PortServiceRisk if exposed
21FTPUnencrypted file transfer, brute-force target
22SSHBrute-force target if password auth is enabled
80HTTPExpected for web servers
443HTTPSExpected for web servers
3306MySQLDirect database access from the internet
5432PostgreSQLDirect database access from the internet
3389RDPRemote desktop, common ransomware vector
8080HTTP altDevelopment/proxy servers, often misconfigured

Why it matters: Every open port is a potential entry point for attackers. Database and remote administration ports should never be directly accessible from the public internet.

Good result: Only expected ports open (typically 80 and 443 for a web server). All management and database ports are closed or firewalled.

Bad result: Database ports (3306, 5432) open to the internet, SSH with password authentication, or unexpected ports that may indicate a compromised server running unauthorized services.


Handler: get-ip

Resolves the domain to its IP address(es). Shows the actual server IP, which may reveal the hosting provider, whether a CDN or proxy is in use, and if the site uses load balancing.

Why it matters: Knowing the IP helps determine the hosting provider and infrastructure setup. IPs in Cloudflare or AWS ranges indicate CDN/proxy usage, meaning the real server IP is hidden. Multiple IPs suggest load balancing or geographic DNS routing.

Good result: Domain resolves to one or more valid IP addresses. If a CDN is in use, the resolved IP belongs to the CDN provider (real server IP is protected).

Bad result: Domain does not resolve (DNS failure), or the IP directly exposes the origin server when it should be behind a CDN.


Handler: server-location

Determines the physical location of the server by performing a GeoIP lookup on the resolved IP address. Returns city, region, country, timezone, latitude/longitude, ISP, and autonomous system number (ASN). Results are displayed on an interactive map.

Why it matters: Server location affects latency (a site serving European users from a US data center adds 100-200ms per request) and may have compliance implications. GDPR, for example, has specific requirements about where data is processed and stored.

Good result: Server located in a region close to the target audience. Hosting provider is reputable with good uptime and DDoS protection.

Bad result: Server in an unexpected country (potential compliance issue), or ISP/ASN associated with known bulletproof hosting providers.


Handler: trace-route

Traces the network path from the recon-web server to the target host, recording each router hop along the way. Shows latency at each hop and identifies the networks traffic passes through.

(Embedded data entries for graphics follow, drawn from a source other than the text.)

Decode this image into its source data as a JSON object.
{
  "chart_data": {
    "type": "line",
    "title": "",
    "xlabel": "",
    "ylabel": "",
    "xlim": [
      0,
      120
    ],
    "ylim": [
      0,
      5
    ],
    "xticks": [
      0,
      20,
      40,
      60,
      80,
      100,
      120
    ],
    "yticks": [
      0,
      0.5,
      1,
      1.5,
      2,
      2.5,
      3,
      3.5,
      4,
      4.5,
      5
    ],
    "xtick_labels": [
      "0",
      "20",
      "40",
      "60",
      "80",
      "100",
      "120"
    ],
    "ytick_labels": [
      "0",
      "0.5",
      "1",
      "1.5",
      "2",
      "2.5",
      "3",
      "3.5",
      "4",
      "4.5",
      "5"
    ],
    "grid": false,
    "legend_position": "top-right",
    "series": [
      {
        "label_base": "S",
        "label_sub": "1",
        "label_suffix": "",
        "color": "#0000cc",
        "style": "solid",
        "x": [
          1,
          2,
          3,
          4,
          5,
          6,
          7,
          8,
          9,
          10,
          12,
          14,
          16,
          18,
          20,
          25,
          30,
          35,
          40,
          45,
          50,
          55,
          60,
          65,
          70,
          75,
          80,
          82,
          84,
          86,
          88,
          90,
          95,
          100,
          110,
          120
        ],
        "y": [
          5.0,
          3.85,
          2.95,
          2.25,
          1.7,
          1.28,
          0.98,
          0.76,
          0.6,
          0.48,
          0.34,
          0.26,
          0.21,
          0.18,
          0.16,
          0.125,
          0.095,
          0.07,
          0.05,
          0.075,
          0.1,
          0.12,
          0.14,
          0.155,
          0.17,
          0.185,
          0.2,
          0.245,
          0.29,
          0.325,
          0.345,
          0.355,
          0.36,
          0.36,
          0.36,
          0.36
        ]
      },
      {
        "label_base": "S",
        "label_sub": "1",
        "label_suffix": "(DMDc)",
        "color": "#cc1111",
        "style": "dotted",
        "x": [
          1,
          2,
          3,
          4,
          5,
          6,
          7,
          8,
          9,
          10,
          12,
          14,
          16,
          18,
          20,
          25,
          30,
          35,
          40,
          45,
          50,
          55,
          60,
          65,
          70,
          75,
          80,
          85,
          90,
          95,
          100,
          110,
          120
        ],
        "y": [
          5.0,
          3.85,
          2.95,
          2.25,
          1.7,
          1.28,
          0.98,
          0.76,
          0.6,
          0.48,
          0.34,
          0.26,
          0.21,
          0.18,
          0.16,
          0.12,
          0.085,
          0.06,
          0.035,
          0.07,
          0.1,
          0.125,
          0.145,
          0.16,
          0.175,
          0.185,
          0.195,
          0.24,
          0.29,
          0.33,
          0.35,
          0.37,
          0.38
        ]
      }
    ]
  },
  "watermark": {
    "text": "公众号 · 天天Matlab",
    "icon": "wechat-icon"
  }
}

Why it matters: Traceroute helps diagnose slow connections by pinpointing which network hop introduces latency. It also reveals the geographic path of traffic, which may be relevant for data sovereignty requirements.

Good result: Direct path with low latency at each hop. No packet loss at intermediate routers. Traffic stays within expected geographic regions.

Bad result: High latency at a specific hop (network bottleneck), packet loss at intermediate hops (congestion or hardware issues), or traffic routing through unexpected countries.